Palmitoylethanolamide (PEA) is a nutraceutical compound that has been demonstrated to improve intestinal inflammation. We aimed at evaluating its antiproliferative and antiangiogenic effects in human colon adenocarcinoma Caco-2 cell line. Caco-2 cells were treated with increasing concentrations of PEA (0.001, 0.01 and 0.1 μM) in the presence of peroxisome proliferator-activated receptor-a (PPAR-α) or PPAR-γ antagonists. Cell proliferation was evaluated by performing a MTT assay. Vascular endothelial growth factor (VEGF) release was estimated by ELISA, while the expression of VEGF receptor and the activation of the Akt/mammalian target of rapamycin (mTOR) pathway were evaluated by western blot analysis. PEA caused a significant and concentration-dependent decrease of Caco-2 cell proliferation at 48 h. PEA administration significantly reduced in a concentration-dependent manner VEGF secretion and VEGF receptor expression.
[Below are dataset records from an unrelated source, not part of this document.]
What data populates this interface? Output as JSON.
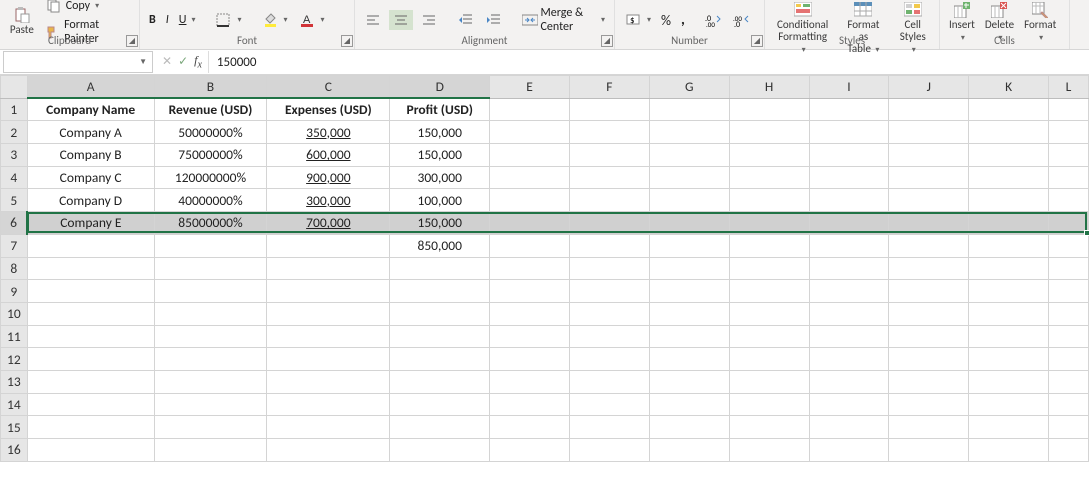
{
  "ribbon": {
    "paste_label": "Paste",
    "copy_label": "Copy",
    "fmtpainter_label": "Format Painter",
    "clipboard_group": "Clipboard",
    "font": {
      "bold": "B",
      "italic": "I",
      "underline": "U",
      "group": "Font"
    },
    "alignment": {
      "merge": "Merge & Center",
      "group": "Alignment"
    },
    "number": {
      "percent": "%",
      "comma": ",",
      "group": "Number"
    },
    "styles": {
      "cond": "Conditional",
      "cond2": "Formatting",
      "fmt": "Format as",
      "fmt2": "Table",
      "cell": "Cell",
      "cell2": "Styles",
      "group": "Styles"
    },
    "cells": {
      "insert": "Insert",
      "delete": "Delete",
      "format": "Format",
      "group": "Cells"
    }
  },
  "formula_bar": {
    "name_box": "",
    "value": "150000"
  },
  "columns": [
    "A",
    "B",
    "C",
    "D",
    "E",
    "F",
    "G",
    "H",
    "I",
    "J",
    "K",
    "L"
  ],
  "rows_visible": 16,
  "headers": {
    "A": "Company Name",
    "B": "Revenue (USD)",
    "C": "Expenses (USD)",
    "D": "Profit (USD)"
  },
  "data": [
    {
      "A": "Company A",
      "B": "50000000%",
      "C": "350,000",
      "D": "150,000"
    },
    {
      "A": "Company B",
      "B": "75000000%",
      "C": "600,000",
      "D": "150,000"
    },
    {
      "A": "Company C",
      "B": "120000000%",
      "C": "900,000",
      "D": "300,000"
    },
    {
      "A": "Company D",
      "B": "40000000%",
      "C": "300,000",
      "D": "100,000"
    },
    {
      "A": "Company E",
      "B": "85000000%",
      "C": "700,000",
      "D": "150,000"
    }
  ],
  "row7_D": "850,000",
  "selected_row": 6,
  "active_cell": "D6",
  "chart_data": {
    "type": "table",
    "columns": [
      "Company Name",
      "Revenue (USD)",
      "Expenses (USD)",
      "Profit (USD)"
    ],
    "rows": [
      [
        "Company A",
        "50000000%",
        "350,000",
        "150,000"
      ],
      [
        "Company B",
        "75000000%",
        "600,000",
        "150,000"
      ],
      [
        "Company C",
        "120000000%",
        "900,000",
        "300,000"
      ],
      [
        "Company D",
        "40000000%",
        "300,000",
        "100,000"
      ],
      [
        "Company E",
        "85000000%",
        "700,000",
        "150,000"
      ],
      [
        "",
        "",
        "",
        "850,000"
      ]
    ]
  }
}
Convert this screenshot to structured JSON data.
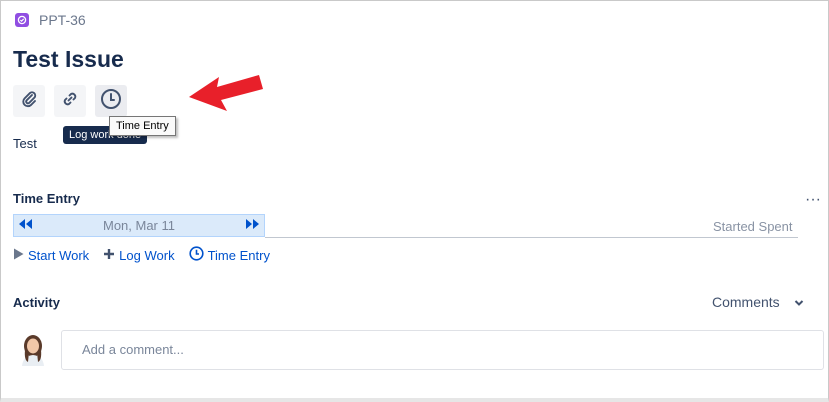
{
  "issue": {
    "key": "PPT-36",
    "title": "Test Issue",
    "description": "Test"
  },
  "toolbar": {
    "attach_icon": "paperclip-icon",
    "link_icon": "link-icon",
    "time_icon": "clock-icon"
  },
  "tooltips": {
    "log_work": "Log work done",
    "time_entry": "Time Entry"
  },
  "time_entry": {
    "title": "Time Entry",
    "date": "Mon, Mar 11",
    "columns": "Started Spent",
    "actions": {
      "start_work": "Start Work",
      "log_work": "Log Work",
      "time_entry": "Time Entry"
    }
  },
  "activity": {
    "title": "Activity",
    "filter": "Comments",
    "comment_placeholder": "Add a comment..."
  },
  "colors": {
    "accent": "#0052cc",
    "annotation": "#e8202a",
    "issue_type": "#904ee2"
  }
}
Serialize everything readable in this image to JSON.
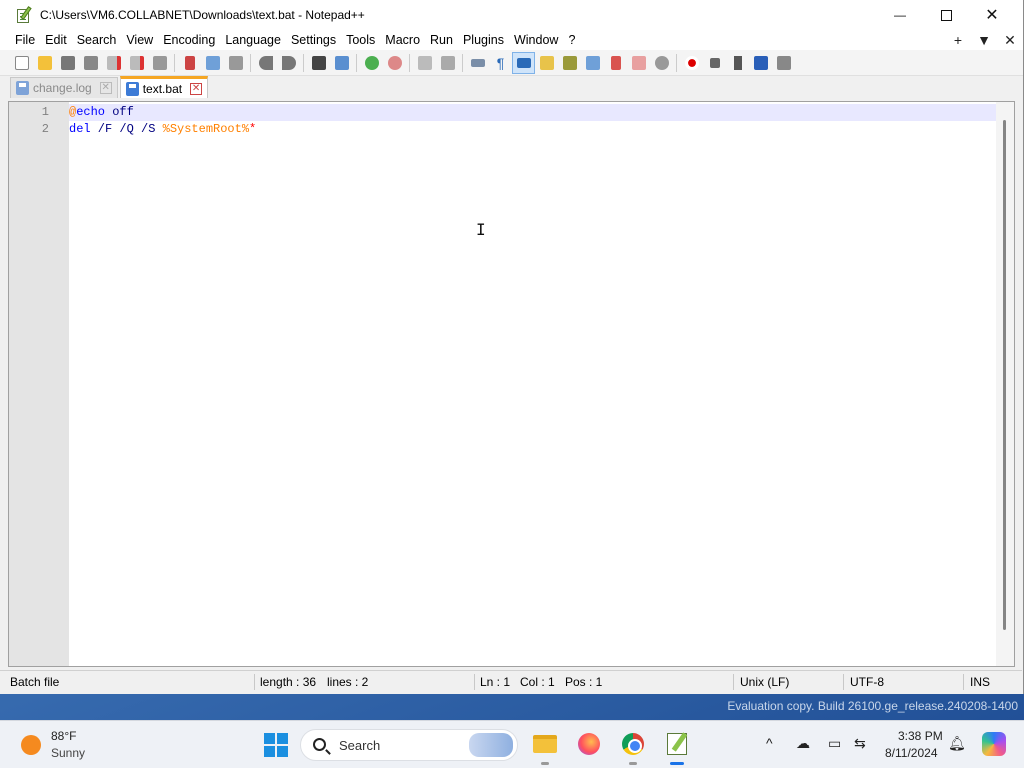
{
  "window": {
    "title": "C:\\Users\\VM6.COLLABNET\\Downloads\\text.bat - Notepad++",
    "minimize_glyph": "—",
    "close_glyph": "✕"
  },
  "menu": {
    "items": [
      "File",
      "Edit",
      "Search",
      "View",
      "Encoding",
      "Language",
      "Settings",
      "Tools",
      "Macro",
      "Run",
      "Plugins",
      "Window",
      "?"
    ],
    "right_plus": "+",
    "right_down": "▼",
    "right_close": "✕"
  },
  "tabs": [
    {
      "label": "change.log",
      "active": false
    },
    {
      "label": "text.bat",
      "active": true
    }
  ],
  "editor": {
    "line_numbers": [
      "1",
      "2"
    ],
    "lines": [
      {
        "at": "@",
        "kw": "echo",
        "rest": " off"
      },
      {
        "cmd": "del",
        "args": " /F /Q /S ",
        "var": "%SystemRoot%",
        "star": "*"
      }
    ]
  },
  "status": {
    "file_type": "Batch file",
    "length": "length : 36",
    "lines": "lines : 2",
    "ln": "Ln : 1",
    "col": "Col : 1",
    "pos": "Pos : 1",
    "eol": "Unix (LF)",
    "encoding": "UTF-8",
    "mode": "INS"
  },
  "desktop": {
    "watermark": "Evaluation copy. Build 26100.ge_release.240208-1400"
  },
  "taskbar": {
    "weather_temp": "88°F",
    "weather_cond": "Sunny",
    "search_label": "Search",
    "time": "3:38 PM",
    "date": "8/11/2024",
    "tray_chevron": "^"
  },
  "colors": {
    "keyword": "#0000ff",
    "variable": "#ff8000",
    "wildcard": "#ff0000",
    "default_text": "#000080",
    "current_line": "#e8e8ff",
    "active_tab_accent": "#f5a623"
  },
  "icons": [
    "app-icon",
    "new-file-icon",
    "open-file-icon",
    "save-icon",
    "save-all-icon",
    "close-icon",
    "close-all-icon",
    "print-icon",
    "cut-icon",
    "copy-icon",
    "paste-icon",
    "undo-icon",
    "redo-icon",
    "find-icon",
    "replace-icon",
    "zoom-in-icon",
    "zoom-out-icon",
    "sync-vertical-icon",
    "sync-horizontal-icon",
    "word-wrap-icon",
    "show-all-chars-icon",
    "indent-guide-icon",
    "language-icon",
    "function-list-icon",
    "doc-map-icon",
    "folder-as-workspace-icon",
    "doc-list-icon",
    "monitoring-icon",
    "record-macro-icon",
    "stop-macro-icon",
    "play-macro-icon",
    "run-macro-multiple-icon",
    "save-macro-icon"
  ]
}
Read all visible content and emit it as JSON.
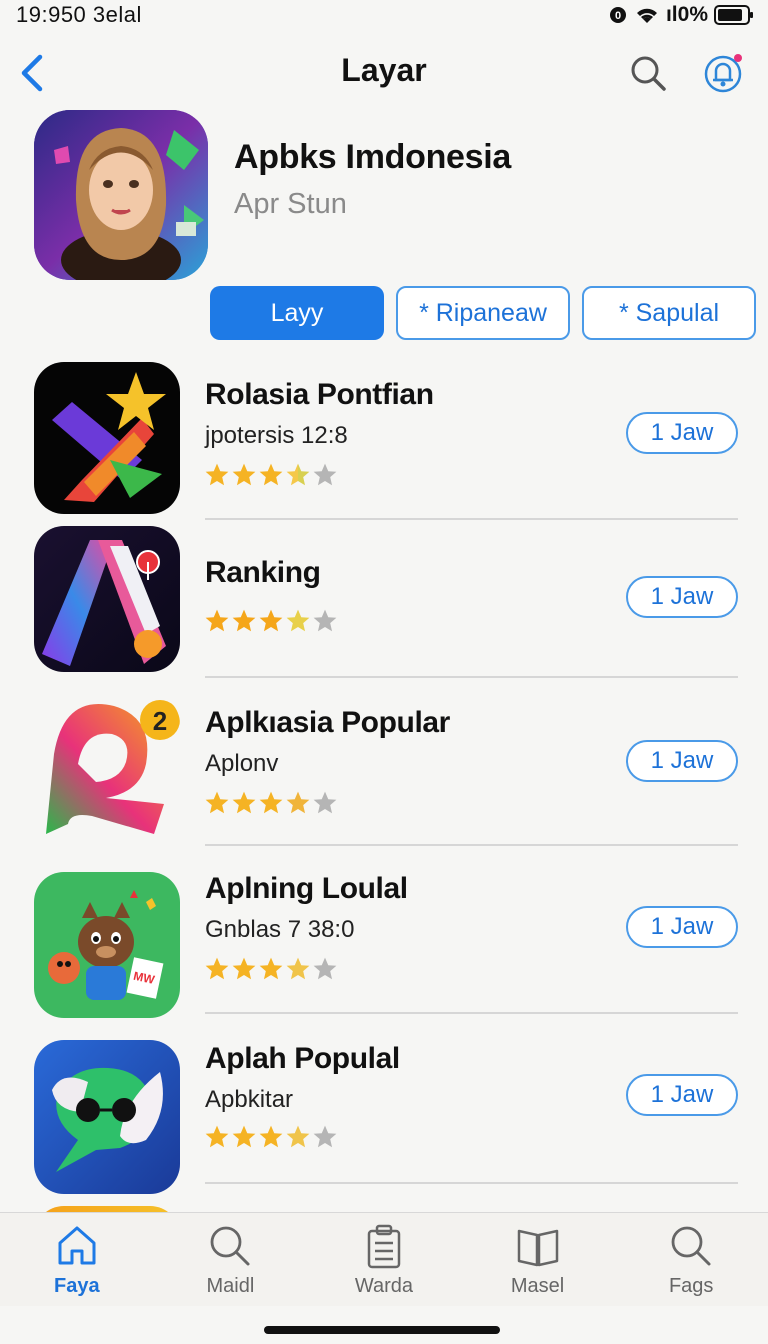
{
  "status_bar": {
    "time": "19:950 3elal",
    "battery": "ıl0%"
  },
  "header": {
    "title": "Layar"
  },
  "featured": {
    "title": "Apbks Imdonesia",
    "subtitle": "Apr Stun"
  },
  "tabs": [
    {
      "label": "Layy"
    },
    {
      "label": "* Ripaneaw"
    },
    {
      "label": "* Sapulal"
    }
  ],
  "apps": [
    {
      "name": "Rolasia Pontfian",
      "subtitle": "jpotersis 12:8",
      "rating": 3.5,
      "button": "1 Jaw"
    },
    {
      "name": "Ranking",
      "subtitle": "",
      "rating": 3.5,
      "button": "1 Jaw"
    },
    {
      "name": "Aplkıasia Popular",
      "subtitle": "Aplonv",
      "rating": 3.5,
      "button": "1 Jaw"
    },
    {
      "name": "Aplning Loulal",
      "subtitle": "Gnblas 7 38:0",
      "rating": 3.5,
      "button": "1 Jaw"
    },
    {
      "name": "Aplah Populal",
      "subtitle": "Apbkitar",
      "rating": 3.5,
      "button": "1 Jaw"
    }
  ],
  "tab_bar": [
    {
      "label": "Faya",
      "icon": "home-icon"
    },
    {
      "label": "Maidl",
      "icon": "search-icon"
    },
    {
      "label": "Warda",
      "icon": "clipboard-icon"
    },
    {
      "label": "Masel",
      "icon": "book-icon"
    },
    {
      "label": "Fags",
      "icon": "search-icon"
    }
  ],
  "colors": {
    "accent": "#1e7ae6",
    "star": "#f5b324",
    "star_empty": "#b5b5b5"
  }
}
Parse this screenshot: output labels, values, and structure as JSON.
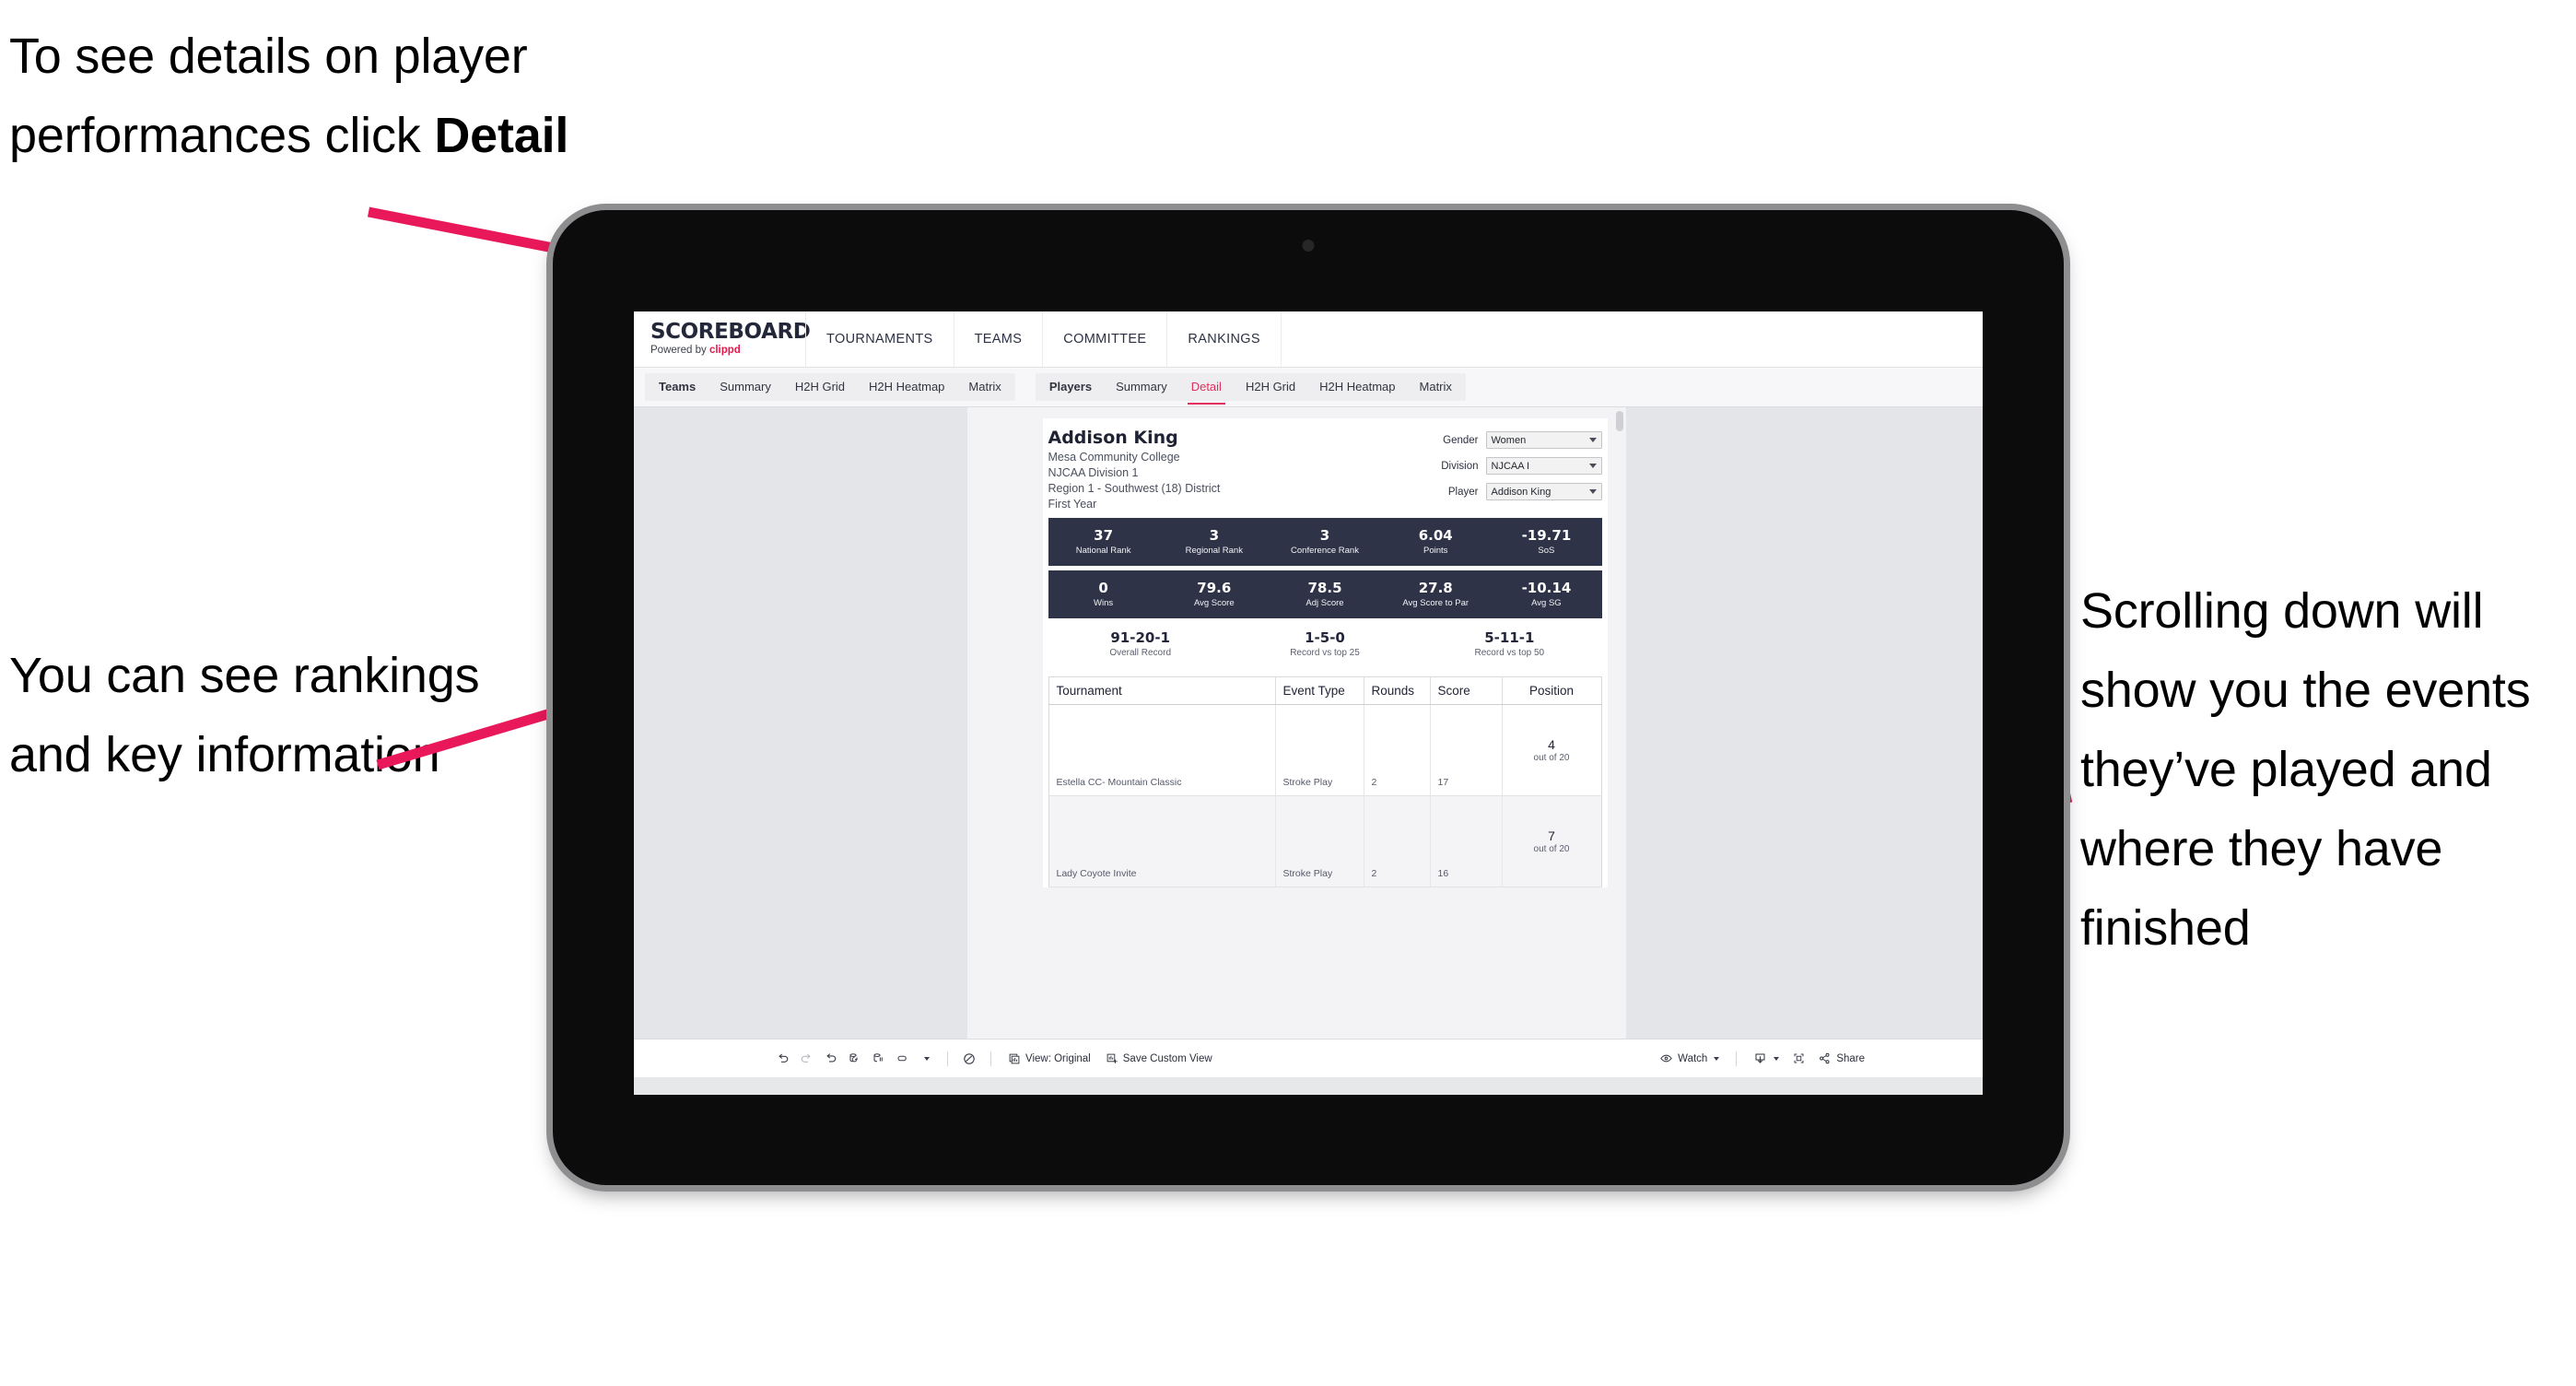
{
  "annotations": {
    "top_left": "To see details on player performances click ",
    "top_left_bold": "Detail",
    "bottom_left": "You can see rankings and key information",
    "right": "Scrolling down will show you the events they’ve played and where they have finished"
  },
  "app": {
    "brand": {
      "title": "SCOREBOARD",
      "powered_prefix": "Powered by ",
      "powered_name": "clippd"
    },
    "topnav": [
      {
        "label": "TOURNAMENTS"
      },
      {
        "label": "TEAMS"
      },
      {
        "label": "COMMITTEE"
      },
      {
        "label": "RANKINGS"
      }
    ],
    "tabs": {
      "teams_group": [
        {
          "label": "Teams",
          "active": false
        },
        {
          "label": "Summary",
          "active": false
        },
        {
          "label": "H2H Grid",
          "active": false
        },
        {
          "label": "H2H Heatmap",
          "active": false
        },
        {
          "label": "Matrix",
          "active": false
        }
      ],
      "players_group": [
        {
          "label": "Players",
          "active": false
        },
        {
          "label": "Summary",
          "active": false
        },
        {
          "label": "Detail",
          "active": true
        },
        {
          "label": "H2H Grid",
          "active": false
        },
        {
          "label": "H2H Heatmap",
          "active": false
        },
        {
          "label": "Matrix",
          "active": false
        }
      ]
    },
    "colors": {
      "accent_pink": "#e0315c",
      "brand_red": "#e8174b",
      "stat_bar_navy": "#2e3347",
      "annotation_arrow": "#e8185a"
    }
  },
  "player": {
    "name": "Addison King",
    "school": "Mesa Community College",
    "division": "NJCAA Division 1",
    "region": "Region 1 - Southwest (18) District",
    "year": "First Year"
  },
  "filters": [
    {
      "label": "Gender",
      "value": "Women"
    },
    {
      "label": "Division",
      "value": "NJCAA I"
    },
    {
      "label": "Player",
      "value": "Addison King"
    }
  ],
  "stats_row1": [
    {
      "value": "37",
      "label": "National Rank"
    },
    {
      "value": "3",
      "label": "Regional Rank"
    },
    {
      "value": "3",
      "label": "Conference Rank"
    },
    {
      "value": "6.04",
      "label": "Points"
    },
    {
      "value": "-19.71",
      "label": "SoS"
    }
  ],
  "stats_row2": [
    {
      "value": "0",
      "label": "Wins"
    },
    {
      "value": "79.6",
      "label": "Avg Score"
    },
    {
      "value": "78.5",
      "label": "Adj Score"
    },
    {
      "value": "27.8",
      "label": "Avg Score to Par"
    },
    {
      "value": "-10.14",
      "label": "Avg SG"
    }
  ],
  "records": [
    {
      "value": "91-20-1",
      "label": "Overall Record"
    },
    {
      "value": "1-5-0",
      "label": "Record vs top 25"
    },
    {
      "value": "5-11-1",
      "label": "Record vs top 50"
    }
  ],
  "table": {
    "headers": [
      "Tournament",
      "Event Type",
      "Rounds",
      "Score",
      "Position"
    ],
    "rows": [
      {
        "tournament": "Estella CC- Mountain Classic",
        "event_type": "Stroke Play",
        "rounds": "2",
        "score": "17",
        "position": "4",
        "position_sub": "out of 20"
      },
      {
        "tournament": "Lady Coyote Invite",
        "event_type": "Stroke Play",
        "rounds": "2",
        "score": "16",
        "position": "7",
        "position_sub": "out of 20"
      }
    ]
  },
  "toolbar": {
    "view_label": "View: Original",
    "save_label": "Save Custom View",
    "watch_label": "Watch",
    "share_label": "Share"
  }
}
Inhibition of Akt phosphorylation and a downstream decrease of phospho-mTOR and of p-p70S6K were observed as compared with untreated cells. PPAR-α, but not PPAR-γ antagonist, reverted all effects of PEA. PEA is able to decrease cell proliferation and angiogenesis. The antiangiogenic effect of PEA depends on the specific inhibition of the AkT/mTOR axis, through the activation of PPAR-α pathway. If supported by in vivo models, our data pave the way to PEA co-administration to the current chemotherapeutic regimens for colon carcinoma.